My targeted bits were the rubber covers on the mirror stalks, which aren’t that important but you see a lot of them while you’re riding and they bothered me.  The shift leaver rubber has been held together with Gorilla Tape for the better part of a year (that’s some tough tape) and one of the rubber bits that go between the seat and the frame had disappeared, so I was aiming to replace that too so the seat would sit evenly and there would be no metal on metal rubbing.


The shift leaver was a simple thing.  I cut off the tape and the old rubber which was half torn.  With the new rubber warmed up and some WD40, the new bit slid on fairly easily.

The mirror arm rubbers were equally straight forward.  The mirror is on a threaded end.  Undoing that and the nut under it that holds it tight meant I could slide the mirror rubbers off.  The old ones were cracked in multiple places and barely hanging on.  I cleaned up the threads and metal under which was a bit rusty, put some rust paint on there to make sure none comes back and slid the new rubber covers on.  Another quick fix.


The problems arose when I tried to fit the seat rubbers.  I suspect the dealer sent me the wrong bits.  The rubbers that sit between the adjustable seat height bracket under the seat and the frame are circular with a flexible back that holds them to the frame.  What I got were some pieces of rubber with sticky backing that aren’t even the same thickness as the circular rubber grommets.
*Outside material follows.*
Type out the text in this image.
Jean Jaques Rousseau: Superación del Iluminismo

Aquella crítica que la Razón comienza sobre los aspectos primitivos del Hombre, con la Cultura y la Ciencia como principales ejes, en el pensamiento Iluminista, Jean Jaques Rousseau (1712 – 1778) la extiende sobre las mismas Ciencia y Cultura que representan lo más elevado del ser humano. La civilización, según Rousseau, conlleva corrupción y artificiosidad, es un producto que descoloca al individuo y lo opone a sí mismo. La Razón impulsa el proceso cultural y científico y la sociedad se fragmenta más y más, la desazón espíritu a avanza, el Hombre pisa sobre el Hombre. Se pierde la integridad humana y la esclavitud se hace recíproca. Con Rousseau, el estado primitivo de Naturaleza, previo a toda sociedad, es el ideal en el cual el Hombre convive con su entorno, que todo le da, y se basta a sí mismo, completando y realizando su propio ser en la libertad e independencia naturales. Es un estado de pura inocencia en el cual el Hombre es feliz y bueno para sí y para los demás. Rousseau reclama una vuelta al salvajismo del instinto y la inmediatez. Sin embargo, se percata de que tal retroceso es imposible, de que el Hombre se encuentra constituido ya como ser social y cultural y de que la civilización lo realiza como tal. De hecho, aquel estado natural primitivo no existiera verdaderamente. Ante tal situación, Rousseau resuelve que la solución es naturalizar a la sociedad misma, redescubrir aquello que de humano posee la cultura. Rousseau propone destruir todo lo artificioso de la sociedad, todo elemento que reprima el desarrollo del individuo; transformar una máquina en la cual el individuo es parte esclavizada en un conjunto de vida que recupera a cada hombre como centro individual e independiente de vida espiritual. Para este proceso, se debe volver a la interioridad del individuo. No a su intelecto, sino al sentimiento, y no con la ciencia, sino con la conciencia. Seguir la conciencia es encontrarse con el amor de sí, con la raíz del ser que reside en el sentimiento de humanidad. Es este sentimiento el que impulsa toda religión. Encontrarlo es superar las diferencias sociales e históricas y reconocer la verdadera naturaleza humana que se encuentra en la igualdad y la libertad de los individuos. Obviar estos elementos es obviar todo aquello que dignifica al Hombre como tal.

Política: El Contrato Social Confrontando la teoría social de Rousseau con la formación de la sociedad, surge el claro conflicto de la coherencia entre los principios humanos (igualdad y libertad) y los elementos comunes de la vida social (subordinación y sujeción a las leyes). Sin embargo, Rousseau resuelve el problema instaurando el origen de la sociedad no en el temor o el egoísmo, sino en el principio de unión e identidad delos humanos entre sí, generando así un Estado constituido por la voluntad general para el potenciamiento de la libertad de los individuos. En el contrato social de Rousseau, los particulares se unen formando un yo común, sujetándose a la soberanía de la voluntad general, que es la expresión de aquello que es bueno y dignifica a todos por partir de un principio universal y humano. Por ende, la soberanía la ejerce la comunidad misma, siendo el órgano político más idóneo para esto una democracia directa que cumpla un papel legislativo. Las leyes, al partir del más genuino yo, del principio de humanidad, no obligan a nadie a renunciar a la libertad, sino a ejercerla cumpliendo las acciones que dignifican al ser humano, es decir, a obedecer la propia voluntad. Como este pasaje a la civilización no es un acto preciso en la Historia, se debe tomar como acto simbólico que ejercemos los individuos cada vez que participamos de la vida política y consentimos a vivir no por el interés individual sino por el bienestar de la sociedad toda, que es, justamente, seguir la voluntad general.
I’d shrug it off but at $3.30 plus tax and shipping for each of these sticky rubber bits, I’m out fifteen odd bucks in parts that seem to have nothing to do with what I was trying to fix.  I did send photos of the parts required and I thought we were clear on what was needed.  Rather than flush more money on parts I didn’t ask for, I found a rubber grommet that was a bit too big and cut it down to fit the hole.  It’s a snug fit and compresses to about the same thickness as the other grommets.  I might eventually get four matching rubber grommets just to make things even down there, but for now the seat isn’t uneven and the frame isn’t metal rubbing on metal.


The winter maintenance on the Triumph has been pretty straightforward this year.  Last year I did the fork oil, spark plugs, air filter and coolant and upgraded the dodgy plastic fuel line connectors, so this year the only maintenance was my usual end of season oil change.  I run the bike on the Triumph suggested Mobil1 10w40 motorcycle specific oil and I change it once at the end of the season.


The perished rubbers thing was as much an aesthetic choice as it was a performance fix.  Little details like rubber pieces on an older bike bring it back into focus.  Regularly watching Car SOS buying full sets of rubbers for older cars they are restoring probably intensified the urge.







Since I purchased the Tiger almost two years ago I’ve done all the fluids and changed the tires which produced a much more road capable bike (the old ones were well past due).  I’ve also replaced the chain, but other than these rubber bits and the fuel fittings last winter I haven’t replaced anything that wasn’t a regular service item.  The old Tiger has been a trustworthy steed.


I’m usually able to steal a ride toward the end of winter as the sunlight returns and we get the odd warm day with dry roads.  With any luck I’m only a few weeks away from stealing another one.  The Tiger’s ready for it.